Scott Snibbe:
This piece is elegant and compact. The core of the code is a single equation which has some strong conceptual effects. I'm curious how Martin developed the equation -- is the process an exploratory one, probing the coefficients and structure of the equation, or is it completely pre-planned. Was the behavior a surprise, a confirmation or combination? Looking purely at the code, I couldn't immediately predict the behavior of the equation until I saw it at work. Maybe I should have thought about it longer and tried to draw some graphs first.

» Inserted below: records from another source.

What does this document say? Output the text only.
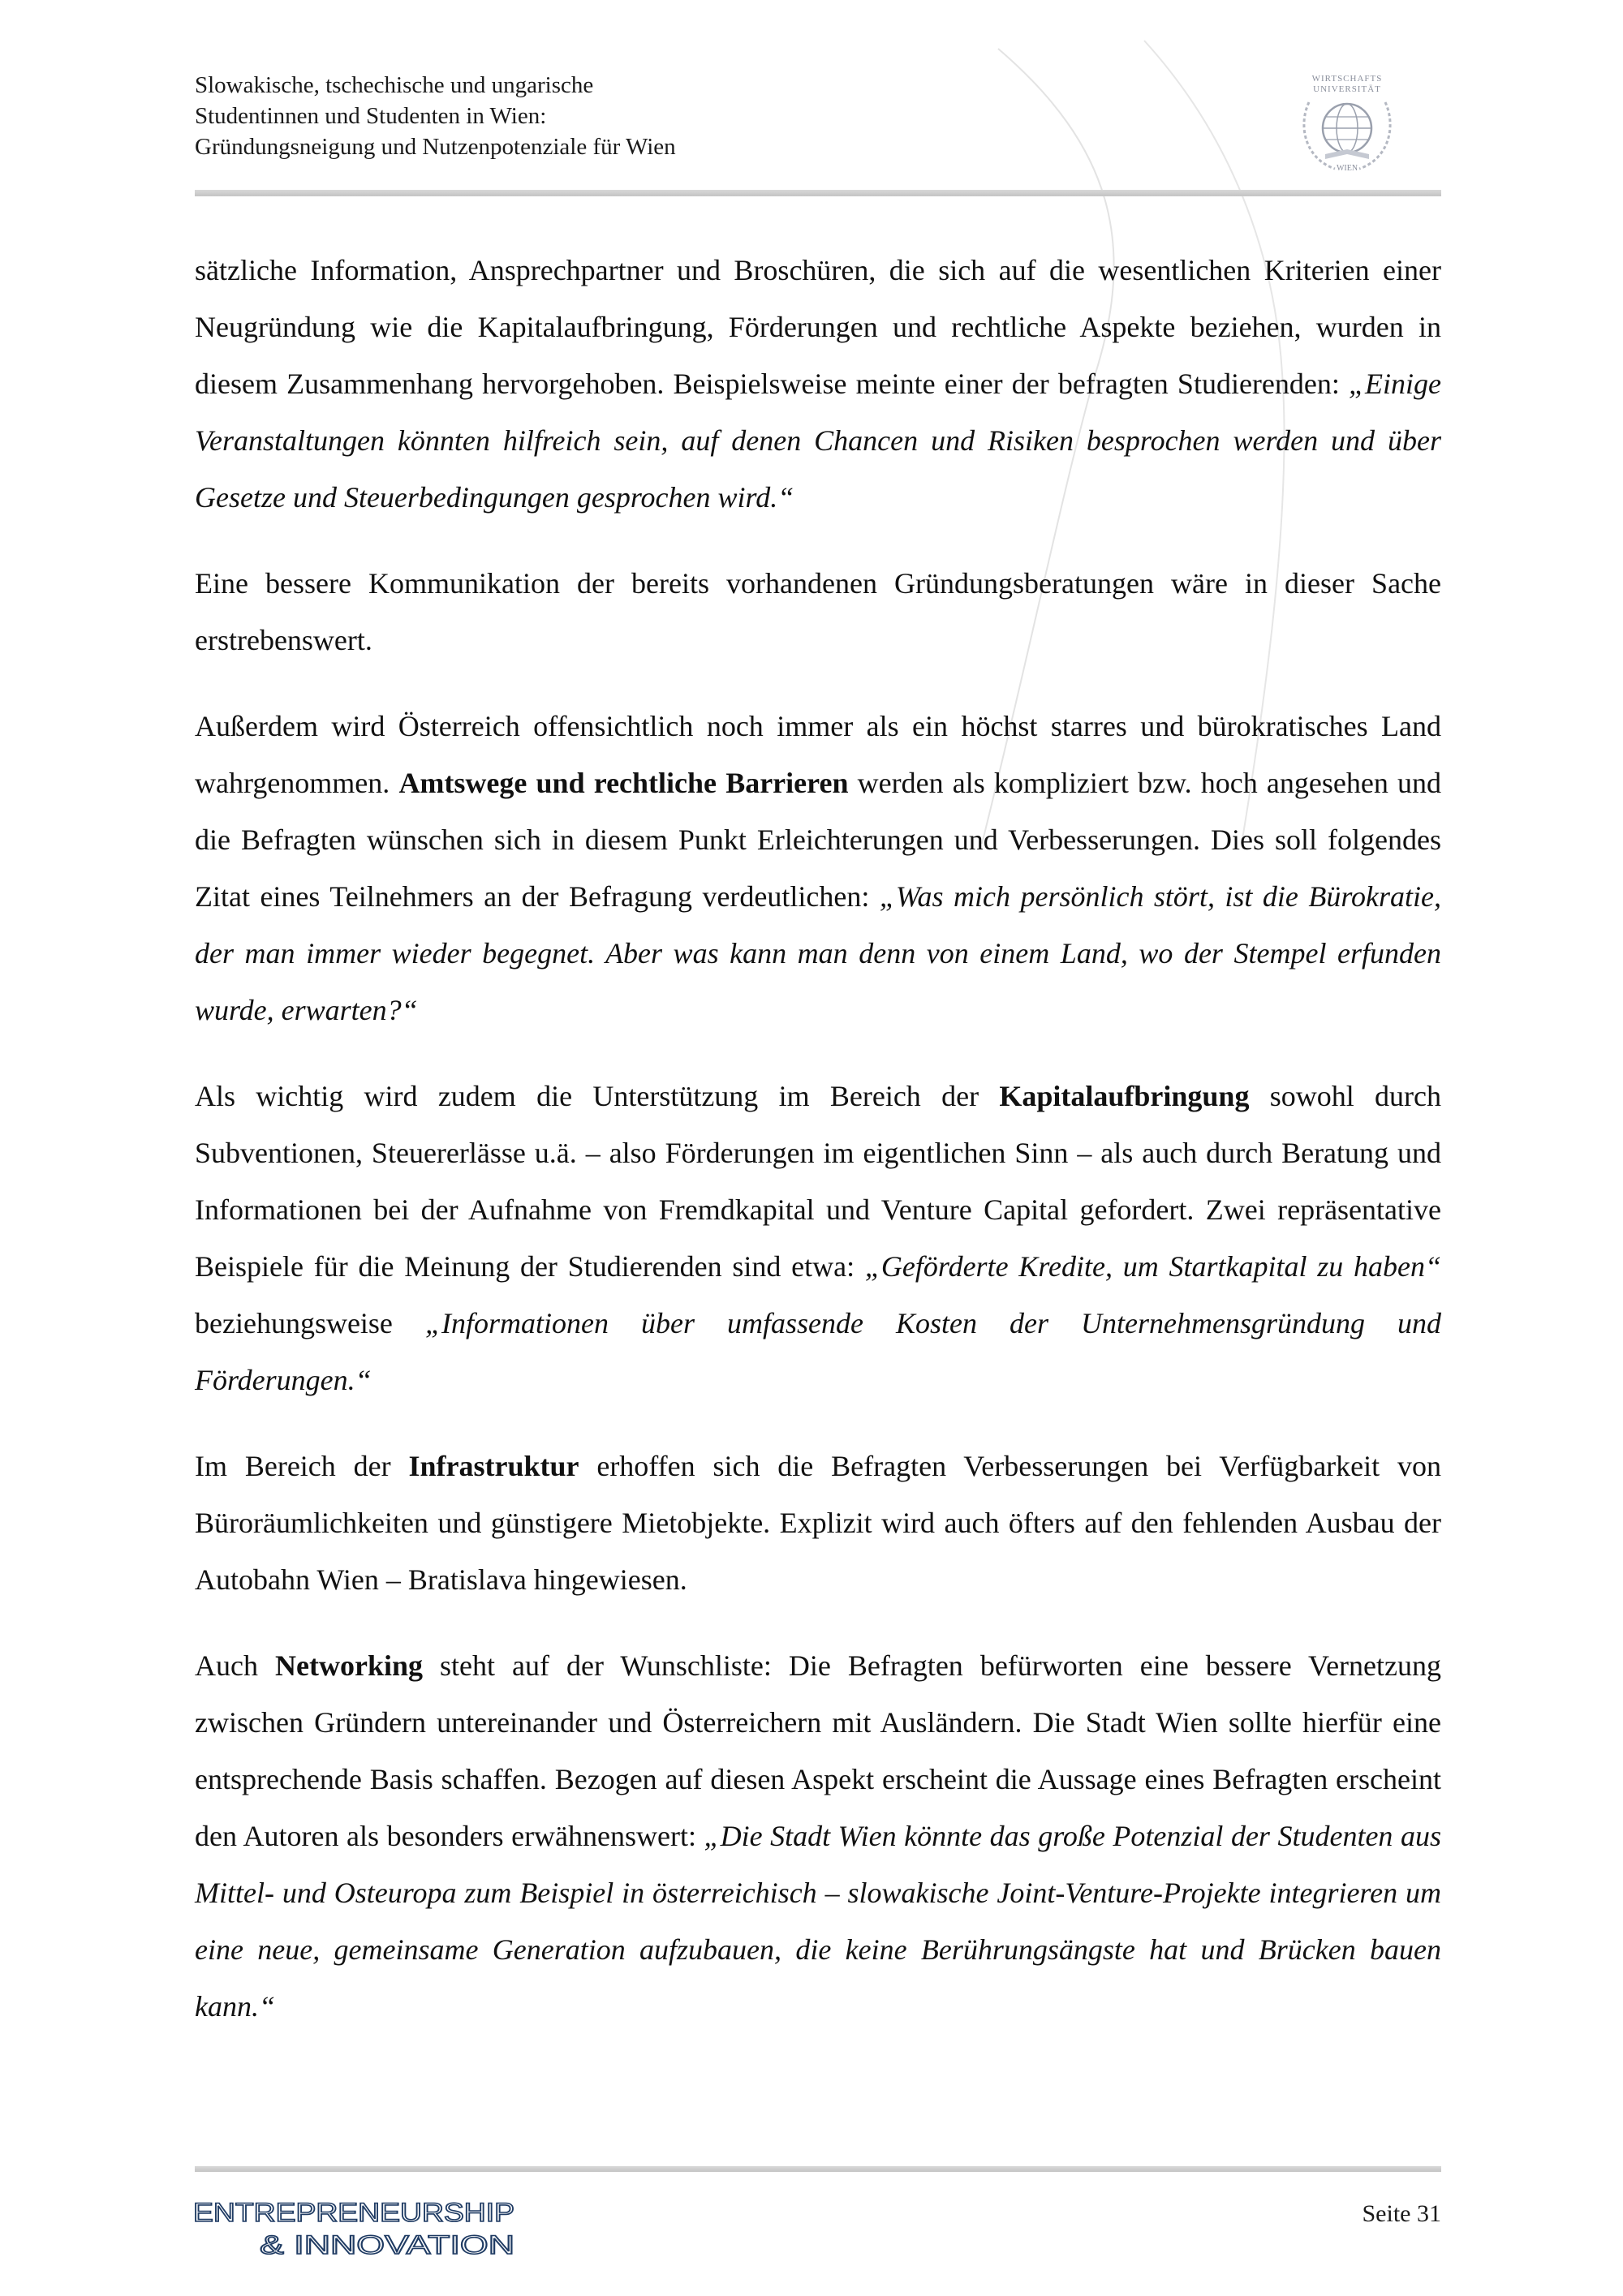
Slowakische, tschechische und ungarische
Studentinnen und Studenten in Wien:
Gründungsneigung und Nutzenpotenziale für Wien
WIRTSCHAFTS
UNIVERSITÄT
WIEN

sätzliche Information, Ansprechpartner und Broschüren, die sich auf die wesentlichen Kriterien einer Neugründung wie die Kapitalaufbringung, Förderungen und rechtliche Aspekte beziehen, wurden in diesem Zusammenhang hervorgehoben. Beispielsweise meinte einer der befragten Studierenden: „Einige Veranstaltungen könnten hilfreich sein, auf denen Chancen und Risiken besprochen werden und über Gesetze und Steuerbedingungen gesprochen wird.“

Eine bessere Kommunikation der bereits vorhandenen Gründungsberatungen wäre in dieser Sache erstrebenswert.

Außerdem wird Österreich offensichtlich noch immer als ein höchst starres und bürokratisches Land wahrgenommen. Amtswege und rechtliche Barrieren werden als kompliziert bzw. hoch angesehen und die Befragten wünschen sich in diesem Punkt Erleichterungen und Verbesserungen. Dies soll folgendes Zitat eines Teilnehmers an der Befragung verdeutlichen: „Was mich persönlich stört, ist die Bürokratie, der man immer wieder begegnet. Aber was kann man denn von einem Land, wo der Stempel erfunden wurde, erwarten?“

Als wichtig wird zudem die Unterstützung im Bereich der Kapitalaufbringung sowohl durch Subventionen, Steuererlässe u.ä. – also Förderungen im eigentlichen Sinn – als auch durch Beratung und Informationen bei der Aufnahme von Fremdkapital und Venture Capital gefordert. Zwei repräsentative Beispiele für die Meinung der Studierenden sind etwa: „Geförderte Kredite, um Startkapital zu haben“ beziehungsweise „Informationen über umfassende Kosten der Unternehmensgründung und Förderungen.“

Im Bereich der Infrastruktur erhoffen sich die Befragten Verbesserungen bei Verfügbarkeit von Büroräumlichkeiten und günstigere Mietobjekte. Explizit wird auch öfters auf den fehlenden Ausbau der Autobahn Wien – Bratislava hingewiesen.

Auch Networking steht auf der Wunschliste: Die Befragten befürworten eine bessere Vernetzung zwischen Gründern untereinander und Österreichern mit Ausländern. Die Stadt Wien sollte hierfür eine entsprechende Basis schaffen. Bezogen auf diesen Aspekt erscheint die Aussage eines Befragten erscheint den Autoren als besonders erwähnenswert: „Die Stadt Wien könnte das große Potenzial der Studenten aus Mittel- und Osteuropa zum Beispiel in österreichisch – slowakische Joint-Venture-Projekte integrieren um eine neue, gemeinsame Generation aufzubauen, die keine Berührungsängste hat und Brücken bauen kann.“

ENTREPRENEURSHIP
& INNOVATION
Seite 31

Martin Wattenberg: As for Scott's question about how I developed the key equation in my program... I wanted to "connect" the three points without explicitly drawing lines, so I started thinking about equations that would implicitly describe those connections. The first thing I played with was pretty close to what's in there now -- a polynomial whose zeros form the three lines defined by the pairs of points. Integer overflow unexpectedly messed up my original equation, but after playing some more I realized I could control the effect and even use it to explore the transition between simplicity and complexity. So it was a combination of surprise and confirmation. I'd also add that I strongly wanted to make the code as short as possible, and that several decisions were influenced by that desire. In this exercise I felt like I was writing a constrained form of poetry like a sonnet or haiku.

The effect of the code is striking -- at certain scales there is just the pure white triangle and grey echoes out of its edges. At other scales, macroscopic moire patterns enter from the sides. Moire patterns normally appear at the microscopic scale -- the level where the resolution of the display collides against the resolution of the model. Seeing the moires large turns the phenomenon inside-out -- deliberately referencing a common artifact and magnifying it to the extraordinary.

The manner in which the piece dissolves with change, rather than immediately updates is another inversion. Computer graphics tends to mimic cinema in the frame-by-frame progression of one image to another. This digital dissolve breaks free of the cinematic and moves more towards the perceptual -- as in the physical world, reality is constructed in small bits rather than large chunks.

Golan Levin:
Martin's piece is as engrossing as his code is terse.
A true haiku of the medium, just as he hoped: economical, elegant, taut.

Brad Paley:
I have taken the liberty of "instrumenting" your program with the calls necessary for my program (CodeProfiler) to profile them. Click here.
This is my way of commenting on your code, per our charter.

Martin Wattenberg: I decided the most natural way to comment on Brad's profiler was to profile it by creating a remix. He did a pretty amazing job of showing the sequential movement and rhythm of the execution point... so I tried to show the opposite in my remix, exploring the parallel operations happening at any given moment.
Click here to watch my program profiling his program profiling itself.
My remix is a subclass of his and follows the same protocol, so the other instrumented programs can be plugged in as well... on the page above you'll also see links to profiled versions of Scott's applet and mine. (It actually shows distinct differences between all of our approaches to threading, although this may be of interest only to programmers!)

John Klima:
Super-tight code, it's remarkable how much can occur with a bare minimum of instructions. It's interesting to note that the majority of Java coders -- Mark, Martin, Scott, and Camille (though in C) -- all created visually driven work; they approached the task of connecting three points purely in a graphic sense. Yet within that confine, each produced a distinct variation on the theme.